Although it was a retrospective analysis of the laboratory costing data, our study has several merits in its design. We compared data from the same time periods of six months from 1 March to 31 August for all the three years, replicating the same seasonal data from 2015. There was a Medicare Benefits Schedule (MBS) freeze during these years from 2015 to 2018 and our study was not affected by any change in MBS funding. All data was obtained from the NSW Health Pathology billing system and hence is likely to be accurate. We performed multivariable analysis adjusting for monthly median values of number of patients, APACHE III scores and ICU length of stay from 2016 to 2018 to accurately present any changes. We therefore think this data may be applicable to any large tertiary ICU in Australia.

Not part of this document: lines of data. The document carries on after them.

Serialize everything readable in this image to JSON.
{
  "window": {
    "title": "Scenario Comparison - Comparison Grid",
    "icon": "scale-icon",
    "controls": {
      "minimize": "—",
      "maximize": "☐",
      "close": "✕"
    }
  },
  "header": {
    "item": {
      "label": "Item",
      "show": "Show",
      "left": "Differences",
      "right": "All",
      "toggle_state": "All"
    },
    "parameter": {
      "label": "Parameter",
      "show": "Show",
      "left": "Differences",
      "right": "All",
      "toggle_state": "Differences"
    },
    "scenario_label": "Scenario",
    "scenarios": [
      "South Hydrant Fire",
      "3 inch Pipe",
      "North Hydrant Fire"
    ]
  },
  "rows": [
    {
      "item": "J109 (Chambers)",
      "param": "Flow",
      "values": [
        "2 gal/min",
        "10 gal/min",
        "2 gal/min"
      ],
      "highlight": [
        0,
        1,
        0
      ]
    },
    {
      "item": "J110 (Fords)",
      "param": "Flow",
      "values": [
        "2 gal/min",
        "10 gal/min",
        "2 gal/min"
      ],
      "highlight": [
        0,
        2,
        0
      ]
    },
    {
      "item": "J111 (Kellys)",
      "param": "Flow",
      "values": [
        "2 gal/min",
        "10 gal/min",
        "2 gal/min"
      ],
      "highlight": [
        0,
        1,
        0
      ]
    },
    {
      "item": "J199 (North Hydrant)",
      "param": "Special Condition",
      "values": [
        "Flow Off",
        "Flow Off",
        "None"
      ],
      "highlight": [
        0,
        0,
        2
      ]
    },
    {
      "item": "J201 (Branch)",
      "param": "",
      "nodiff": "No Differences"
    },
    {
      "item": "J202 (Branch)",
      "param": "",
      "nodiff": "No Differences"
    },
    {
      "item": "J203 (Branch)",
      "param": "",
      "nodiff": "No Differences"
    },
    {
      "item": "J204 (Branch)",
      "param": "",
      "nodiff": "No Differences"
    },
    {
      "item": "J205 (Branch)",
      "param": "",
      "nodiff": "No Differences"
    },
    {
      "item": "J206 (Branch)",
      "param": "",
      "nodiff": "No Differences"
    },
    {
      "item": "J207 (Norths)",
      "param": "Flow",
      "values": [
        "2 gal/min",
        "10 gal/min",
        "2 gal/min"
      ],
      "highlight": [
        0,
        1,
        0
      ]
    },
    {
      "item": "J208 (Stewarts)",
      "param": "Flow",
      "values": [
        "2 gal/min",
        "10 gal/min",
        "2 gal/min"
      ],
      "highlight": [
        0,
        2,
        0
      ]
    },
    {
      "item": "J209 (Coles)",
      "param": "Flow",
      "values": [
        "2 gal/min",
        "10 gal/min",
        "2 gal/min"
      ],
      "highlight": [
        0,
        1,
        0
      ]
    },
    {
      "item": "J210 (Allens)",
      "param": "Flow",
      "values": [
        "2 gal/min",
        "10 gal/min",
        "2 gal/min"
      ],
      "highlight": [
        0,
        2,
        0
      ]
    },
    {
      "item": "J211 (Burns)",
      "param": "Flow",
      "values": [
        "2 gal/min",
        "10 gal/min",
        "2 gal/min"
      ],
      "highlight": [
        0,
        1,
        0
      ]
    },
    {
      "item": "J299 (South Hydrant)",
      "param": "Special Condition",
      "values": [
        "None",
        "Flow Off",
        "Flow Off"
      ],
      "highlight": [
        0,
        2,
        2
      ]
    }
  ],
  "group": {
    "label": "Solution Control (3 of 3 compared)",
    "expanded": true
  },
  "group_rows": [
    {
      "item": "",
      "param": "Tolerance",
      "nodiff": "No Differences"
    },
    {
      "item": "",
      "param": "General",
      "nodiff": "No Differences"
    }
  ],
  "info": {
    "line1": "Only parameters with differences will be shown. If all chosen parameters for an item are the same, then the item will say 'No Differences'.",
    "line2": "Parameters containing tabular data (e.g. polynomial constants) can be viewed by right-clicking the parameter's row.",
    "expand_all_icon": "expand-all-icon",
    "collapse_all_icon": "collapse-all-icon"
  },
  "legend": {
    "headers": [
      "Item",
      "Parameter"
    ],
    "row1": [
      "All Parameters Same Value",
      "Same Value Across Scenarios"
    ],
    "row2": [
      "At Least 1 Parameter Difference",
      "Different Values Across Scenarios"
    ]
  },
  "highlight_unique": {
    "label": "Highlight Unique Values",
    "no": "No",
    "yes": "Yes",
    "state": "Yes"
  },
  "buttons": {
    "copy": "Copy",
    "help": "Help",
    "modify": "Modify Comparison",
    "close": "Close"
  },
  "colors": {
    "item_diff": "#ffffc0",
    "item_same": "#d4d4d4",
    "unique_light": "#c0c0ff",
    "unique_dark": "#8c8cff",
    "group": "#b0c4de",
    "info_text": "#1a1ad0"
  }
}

This study was a single-centre large tertiary ICU study, and the cost savings may not be applicable to other smaller and private units in NSW and health services in other states with different pathology billing arrangements. Routine HVTs contribute to greater than 50% of the total laboratory costs of ICU. Achieving sustained reduction in the cost of HVTs in ICUs is not possible without ongoing attention to the multimodal approach we used in our 2015 study or application of similar guidelines.